Summarising centre and spread

Most data sets exhibit variability — all values are not the same! Two aspects of the distribution of values are particularly important.

Centre
The centre of a distribution is a 'typical' value around which the data are located.
Spread
The spread of a distribution of values describes the distance of the individual values from the centre.

In this section, we examine how to describe centre and spread with numerical values called summary statistics. Numerical summaries of centre and spread give particularly concise and meaningful comparisons of different groups.

A pharmaceutical company is in the final stages of testing a new class of drugs that are effective at reducing high blood pressure. Some patients have however reported side effects — in particular some felt that their perception of distance had been affected.

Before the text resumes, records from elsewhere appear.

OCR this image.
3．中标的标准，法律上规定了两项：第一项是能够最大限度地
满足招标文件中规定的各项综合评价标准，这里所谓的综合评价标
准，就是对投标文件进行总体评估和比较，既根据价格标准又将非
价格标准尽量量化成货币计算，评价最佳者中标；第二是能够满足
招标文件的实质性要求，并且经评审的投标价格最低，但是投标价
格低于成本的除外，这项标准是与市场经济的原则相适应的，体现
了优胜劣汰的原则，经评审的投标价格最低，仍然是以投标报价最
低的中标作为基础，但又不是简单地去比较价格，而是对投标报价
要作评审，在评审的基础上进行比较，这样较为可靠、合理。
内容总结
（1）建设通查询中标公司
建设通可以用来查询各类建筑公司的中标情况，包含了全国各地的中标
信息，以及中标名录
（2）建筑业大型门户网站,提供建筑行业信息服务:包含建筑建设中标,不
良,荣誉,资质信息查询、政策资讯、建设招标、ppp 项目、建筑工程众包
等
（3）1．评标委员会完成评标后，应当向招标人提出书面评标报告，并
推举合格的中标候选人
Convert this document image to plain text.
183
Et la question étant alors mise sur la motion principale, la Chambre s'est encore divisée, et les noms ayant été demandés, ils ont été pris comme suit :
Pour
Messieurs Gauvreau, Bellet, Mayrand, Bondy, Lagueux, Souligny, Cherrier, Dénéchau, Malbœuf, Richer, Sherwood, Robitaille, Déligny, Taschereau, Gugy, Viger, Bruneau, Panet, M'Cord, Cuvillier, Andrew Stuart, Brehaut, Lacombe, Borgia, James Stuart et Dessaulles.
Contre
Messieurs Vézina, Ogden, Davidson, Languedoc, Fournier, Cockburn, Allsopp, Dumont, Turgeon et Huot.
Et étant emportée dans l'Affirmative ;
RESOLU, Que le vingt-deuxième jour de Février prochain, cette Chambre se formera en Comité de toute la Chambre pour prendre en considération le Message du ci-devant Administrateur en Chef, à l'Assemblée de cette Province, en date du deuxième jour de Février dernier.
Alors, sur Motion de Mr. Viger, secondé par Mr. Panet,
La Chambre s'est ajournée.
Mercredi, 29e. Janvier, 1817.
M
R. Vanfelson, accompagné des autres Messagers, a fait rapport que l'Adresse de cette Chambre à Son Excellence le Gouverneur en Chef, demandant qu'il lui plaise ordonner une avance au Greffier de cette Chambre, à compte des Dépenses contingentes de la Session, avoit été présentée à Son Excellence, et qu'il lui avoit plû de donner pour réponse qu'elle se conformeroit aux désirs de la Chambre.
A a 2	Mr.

The diagram below shows results from an experiment that was conducted to measure whether the ability to assess distance was worse for patients receiving the drugs. A 'control' group of 20 male patients were not given any drug, whereas two other groups were given drug A and drug B. Each subject was asked to position himself 3 metres from a wall and the actual distance was recorded.

There is considerable variation in the estimates of the 3-metre distance from the patients — their estimates were up to 1 metre in error.

  • The centre of the Control group's distribution is close to 3 metres — patients who got no drug were usually close to the correct distance from the wall.
  • Patients getting Drug A tended to choose a position that was too close to the wall. The centre of Drug A's distribution is about 2.5 metres.
  • Patients getting Drug B tended to position themselves too far from the wall. The centre of Drug B's distribution is about 3.5 metres.

A numerical measure of centre should describe this tendency to over- or under-estimate the distance.


After further development, a similar trial was conducted with two different drugs.

There is no tendency to over- or under-estimate a 3 metre distance with these drugs — the centres of all three distributions are close to zero. However

  • With Drug C, there is far more variability — patients can be in error by as much as 1 metre in their assessment of a 3-metre distance.
  • Patients getting Drug D can be wildly inaccurate in their assessment of difference — they sometimes over- or under-estimate the distance by as much as 2 metres.

A numerical measure of spread should describe this tendency for greater errors with drugs C and D.